While all of this sounds painfully familiar, and that’s because it is, this is actually when the movie is at its best. When it goes the “Top Gun” route we have an interesting little movie about what it takes to become a rescue swimmer and the triumph and heartbreak of the students striving to make it. Ben has unorthodox training methods; Jake learns humility and the class pulls together and learns the value of teamwork. Unfortunately, the movie gets bored with its best asset as the rest of the class, who should very clearly hate Jake’s guts, fades into the background as Ashton gets a tacked-on girlfriend (which will lead to an even more tacked-on ending) and some dopey, tear-filled monologues.

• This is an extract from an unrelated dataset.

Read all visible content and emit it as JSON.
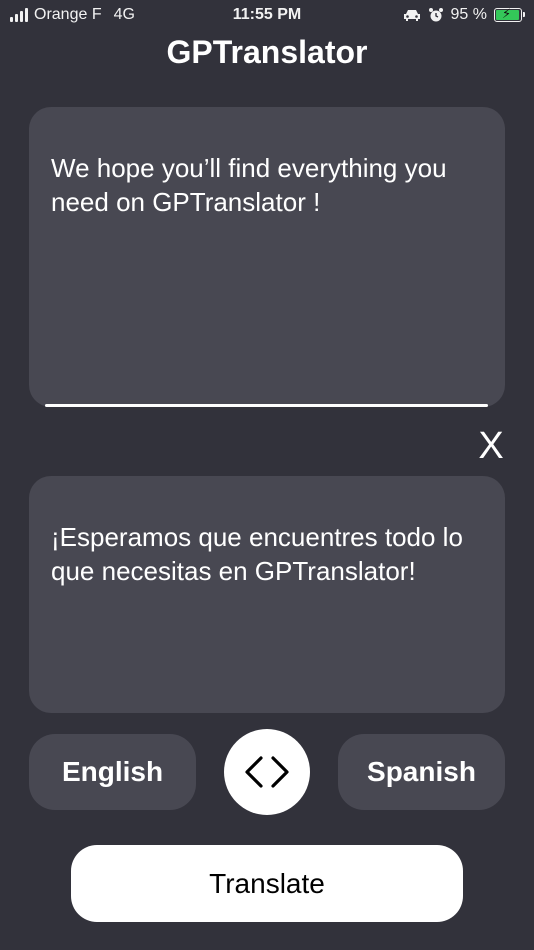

Then things go from faulty to ridiculous as we rush through graduation and Ben and Jake are both assigned to the same unit back in Alaska. Now they’re partners! Bet ya didn’t see that coming!
“The Guardian” was directed by Andrew Davis, whose best effort by far was “The Fugitive.” More appropriate entries into his canon are “Under Siege,” “Chain Reaction” and “Collateral Damage.” Basically, if you want to put some mediocre stars in a mediocre movie and then spend all the rest of your money on special effects, Davis is your man. And based on those criteria, “The Guardian” more than fits the bill.
While those special effects are pretty spectacular, and Costner and Kutcher do have some pretty decent on-screen chemistry, the film tends to shift tone and focus so often it’s like trying to watch a movie from a tilt-a-whirl. There’s probably a good film in there somewhere, it’s just hard to find while trying to overcome nausea.
For once, Hollywood had its heart in the right place as a celluloid homage to the heroic men and women of the U.S. Coast Guard was certainly overdue. And while it’s true that it’s the thought that counts, it would have been nice if the movie was better.
“The Guardian” is rated PG-13 for intense action scenes, language, and some sexuality.